What I am trying to say is that there are a lot of things to learn as you progress in this sport. Everyone is different and we have our own preference as well. The important thing is for you to train the craft and be ready to implement what is suitable for you when the time comes.
3 – Patience is Key
When you start your training you will see some results very quickly. But after a while, your progress will plateau and the gains will slow down. Of course everyone wants to see progress as much as possible with the least amount of work done.
But your body does not adapt to whatever plan you desire. It strengthens gradually at its own time depending on how you train. Recovery is also crucial for performance. This means sleeping well, eating properly and listening to your body to know when you need the rest necessary for adaptations to take place.
The best thing you can do is to train your body from where it is right now and not where you want it to be in a few weeks or months from now. Training consistently on a sustainable manner allows fitness to come naturally and prevents injuries or burnout.
Patience is especially critical for ultra-runners seeking to do it over the long term. It takes years to build the fitness and skills necessary to complete an ultra-marathon strongly. Most people overestimate how much they can improve in the short term but underestimate how much they can improve in the long term. But success for such an endeavour will require patience to maintain a consistent, healthy and sustainable training routine.
4 – Have some Fun
Running and training can be boring if you were to do the same day after day. We have discussed earlier that training for an ultra takes time, patience and most importantly, consistency. If you are not also enjoying yourself in this journey, you will likely drop out of your training very quickly.
If you are not having fun logging in all the miles and benefiting from them, what then is the point of running an ultra? Don’t expect to be excited about every training session, but if you get to a point where you are dreading them, then it may be time to re-evaluate how you are training.
One way to make your journey more interesting is by surrounding yourself with people who will support, encourage and even challenge you in your ultra pursuit. Social exchanges and acceptance among friends with similar aspirations can be a big motivation to keep you going.
Personally I derive a lot of fun and satisfaction from exploring new territories. I like running in new places and visit local landmarks whenever I have the opportunity to travel to another town or city. And if I have the chance and time, I will hit the local trails.

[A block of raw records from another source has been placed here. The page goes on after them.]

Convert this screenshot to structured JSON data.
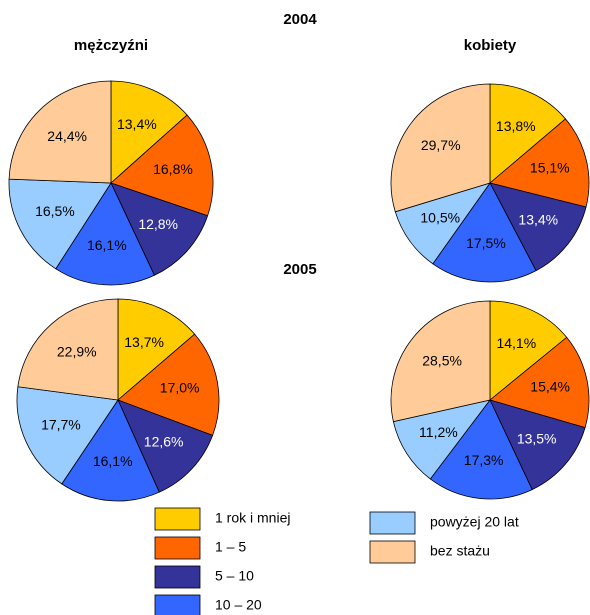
{
  "headers": {
    "years": [
      "2004",
      "2005"
    ],
    "groups": [
      "mężczyźni",
      "kobiety"
    ]
  },
  "legend": {
    "items": [
      {
        "name": "1 rok i mniej",
        "color": "#ffcc00"
      },
      {
        "name": "1 – 5",
        "color": "#ff6600"
      },
      {
        "name": "5 – 10",
        "color": "#333399"
      },
      {
        "name": "10 – 20",
        "color": "#3366ff"
      },
      {
        "name": "powyżej 20 lat",
        "color": "#99ccff"
      },
      {
        "name": "bez stażu",
        "color": "#ffcc99"
      }
    ]
  },
  "chart_data": [
    {
      "type": "pie",
      "values": [
        13.4,
        16.8,
        12.8,
        16.1,
        16.5,
        24.4
      ],
      "value_labels": [
        "13,4%",
        "16,8%",
        "12,8%",
        "16,1%",
        "16,5%",
        "24,4%"
      ]
    },
    {
      "type": "pie",
      "values": [
        13.8,
        15.1,
        13.4,
        17.5,
        10.5,
        29.7
      ],
      "value_labels": [
        "13,8%",
        "15,1%",
        "13,4%",
        "17,5%",
        "10,5%",
        "29,7%"
      ]
    },
    {
      "type": "pie",
      "values": [
        13.7,
        17.0,
        12.6,
        16.1,
        17.7,
        22.9
      ],
      "value_labels": [
        "13,7%",
        "17,0%",
        "12,6%",
        "16,1%",
        "17,7%",
        "22,9%"
      ]
    },
    {
      "type": "pie",
      "values": [
        14.1,
        15.4,
        13.5,
        17.3,
        11.2,
        28.5
      ],
      "value_labels": [
        "14,1%",
        "15,4%",
        "13,5%",
        "17,3%",
        "11,2%",
        "28,5%"
      ]
    }
  ]
}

There are so much to see, feel and experience off the beaten track and into the forest. I just love spending time in nature and opening my senses to what the natural surrounding has to offer. These experiences have brought a lot of peace to my well being.
Nevertheless, I am not saying that it isn’t worth doing if you are not having fun. Just deciding to have fun is actually already winning half the battle for something as tough as training and running a trail ultra. Therefore do consciously decide and remake the decision to have fun. And if occasionally things are not going your way, it does not mean that you are failing. It just means that you are building character by persevering and not giving up.
Ultra-running is not about going fast. It is more about being efficient and finishing strong. There is no single or best way to train for an ultra. Each person can succeed through a bunch of different approaches.
So don’t overthink. Find your own approach. On the starting line, be steadfast in your commitment to finish. Most importantly, enjoy the journey.